DECONSTRUCTION AND IQBAL’S SUFI EPISTEMOLOGY: FIVE KEY MOMENTS
Abstract
Abstract
There is a distinct approach to Deconstruction in Pakistani academia and intelligentsia, i.e., nihilistic, meaning-denying. This approach is flawed. This paper shows that Derrida’s concept of Deconstruction has got nothing to do with this approach. It contends that Deconstruction, as conceived by Derrida, is a further stamp of authentication on the philosophical foundations of Iqbal’s Sufi epistemology. It shows the five key theoretical and philosophical moments in Derrida’s thought that establish beyond any shadow of doubt that Iqbal’s Sufi epistemology is best seen in consonance with rather than in opposition with Deconstruction as is the norm not only in Pakistani academia but in contemporary Muslim philosophy as well. There are very deep philosophical affinities between Derrida’s intellectual genealogy and Iqbal’s. These deeper laying philosophical affinities have remained ignored under pressure from a readymade Anglo-American version of Deconstruction. This is the biggest Houdini act that “capitalist modernity” has ever pulled.

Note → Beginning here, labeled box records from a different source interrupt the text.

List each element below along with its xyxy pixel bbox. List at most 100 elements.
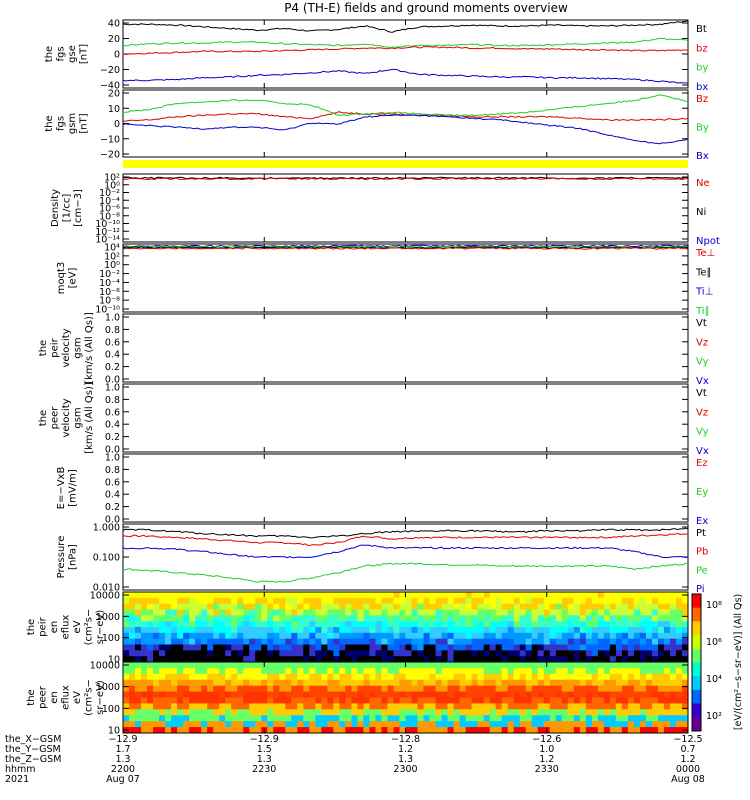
- spectrogram-cell: [579, 667, 587, 675]
- spectrogram-cell: [381, 603, 388, 610]
- orbit-value: −12.9: [250, 734, 279, 745]
- y-tick-label: 0.8: [105, 325, 120, 336]
- spectrogram-cell: [597, 703, 605, 710]
- spectrogram-cell: [657, 703, 665, 710]
- spectrogram-cell: [459, 644, 467, 651]
- series-line-pt: [122, 527, 689, 539]
- spectrogram-cell: [285, 609, 292, 616]
- spectrogram-cell: [651, 673, 659, 681]
- spectrogram-cell: [525, 632, 533, 640]
- spectrogram-cell: [597, 597, 605, 605]
- spectrogram-cell: [213, 615, 220, 622]
- spectrogram-cell: [303, 727, 310, 734]
- spectrogram-cell: [501, 703, 509, 710]
- spectrogram-cell: [675, 638, 683, 645]
- spectrogram-cell: [507, 727, 515, 734]
- spectrogram-cell: [285, 721, 292, 728]
- spectrogram-cell: [555, 662, 563, 669]
- spectrogram-cell: [501, 667, 509, 675]
- spectrogram-cell: [549, 715, 557, 722]
- spectrogram-cell: [309, 697, 316, 704]
- spectrogram-cell: [267, 727, 274, 734]
- spectrogram-cell: [585, 673, 593, 681]
- y-tick-label: 0.8: [105, 395, 120, 406]
- spectrogram-cell: [507, 597, 515, 605]
- spectrogram-cell: [555, 679, 563, 687]
- spectrogram-cell: [261, 650, 268, 657]
- spectrogram-cell: [579, 638, 587, 645]
- spectrogram-cell: [621, 609, 629, 616]
- spectrogram-cell: [249, 685, 256, 692]
- spectrogram-cell: [333, 632, 340, 640]
- spectrogram-cell: [237, 667, 244, 675]
- spectrogram-cell: [525, 673, 533, 681]
- spectrogram-cell: [255, 721, 262, 728]
- spectrogram-cell: [225, 727, 232, 734]
- spectrogram-cell: [345, 627, 352, 634]
- spectrogram-cell: [321, 638, 328, 645]
- spectrogram-cell: [339, 691, 346, 698]
- spectrogram-cell: [429, 656, 436, 663]
- spectrogram-cell: [675, 592, 683, 599]
- series-line-pi: [122, 544, 689, 559]
- spectrogram-cell: [375, 638, 382, 645]
- spectrogram-cell: [465, 592, 473, 599]
- spectrogram-cell: [303, 638, 310, 645]
- spectrogram-cell: [333, 673, 340, 681]
- spectrogram-cell: [675, 673, 683, 681]
- spectrogram-cell: [327, 638, 334, 645]
- spectrogram-cell: [423, 691, 430, 698]
- spectrogram-cell: [585, 709, 593, 716]
- legend-bz: Bz: [696, 94, 708, 105]
- spectrogram-cell: [675, 727, 683, 734]
- spectrogram-cell: [237, 627, 244, 634]
- spectrogram-cell: [591, 679, 599, 687]
- spectrogram-cell: [231, 727, 238, 734]
- spectrogram-cell: [447, 603, 454, 610]
- spectrogram-cell: [165, 627, 172, 634]
- spectrogram-cell: [231, 592, 238, 599]
- spectrogram-cell: [321, 644, 328, 651]
- spectrogram-cell: [183, 644, 190, 651]
- spectrogram-cell: [669, 709, 677, 716]
- spectrogram-cell: [165, 673, 172, 681]
- spectrogram-cell: [627, 727, 635, 734]
- spectrogram-cell: [507, 650, 515, 657]
- spectrogram-cell: [195, 697, 202, 704]
- spectrogram-cell: [519, 667, 527, 675]
- spectrogram-cell: [567, 662, 575, 669]
- y-tick-label: −20: [100, 150, 120, 161]
- spectrogram-cell: [129, 621, 136, 628]
- spectrogram-cell: [675, 621, 683, 628]
- spectrogram-cell: [195, 685, 202, 692]
- spectrogram-cell: [141, 656, 148, 663]
- spectrogram-cell: [249, 691, 256, 698]
- spectrogram-cell: [681, 638, 689, 645]
- spectrogram-cell: [441, 673, 448, 681]
- spectrogram-cell: [513, 697, 521, 704]
- spectrogram-cell: [675, 656, 683, 663]
- spectrogram-cell: [651, 691, 659, 698]
- spectrogram-cell: [321, 656, 328, 663]
- spectrogram-cell: [189, 650, 196, 657]
- spectrogram-cell: [681, 679, 689, 687]
- spectrogram-cell: [351, 615, 358, 622]
- spectrogram-cell: [561, 667, 569, 675]
- spectrogram-cell: [129, 644, 136, 651]
- orbit-value: 1.3: [257, 754, 272, 765]
- spectrogram-cell: [225, 656, 232, 663]
- spectrogram-cell: [531, 691, 539, 698]
- spectrogram-cell: [345, 638, 352, 645]
- spectrogram-cell: [393, 632, 400, 640]
- spectrogram-cell: [291, 597, 298, 605]
- spectrogram-cell: [627, 709, 635, 716]
- spectrogram-cell: [423, 667, 430, 675]
- spectrogram-cell: [183, 709, 190, 716]
- spectrogram-cell: [411, 609, 418, 616]
- y-axis-label: eflux: [61, 685, 72, 710]
- spectrogram-cell: [315, 592, 322, 599]
- orbit-value: 1.2: [398, 744, 413, 755]
- y-tick-label: 0.010: [93, 583, 120, 594]
- spectrogram-cell: [591, 715, 599, 722]
- spectrogram-cell: [483, 592, 491, 599]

Contemporary Muslim scholarship has fallen for this flawed version of Deconstruction ignoring thereby one of the most important epochs in contemporary western philosophy (that Iqbal called our heritage) in its poststructuralist and postmodern shifts. This paper makes a case for a long-delayed paradigm shift in contemporary Muslim scholarship by delineating these five key moments in Derrida’s concept of Deconstruction that Muslim philosophy has been made to miss. They give us food for thought that might help Pakistani Muslim society, academia, and contemporary Muslim philosophy come out of the effects of Houdini’s civilizational and cultural magic.
Key Words: Iqbal, Sufi Epistemology, Deconstruction, Derrida, Levinas.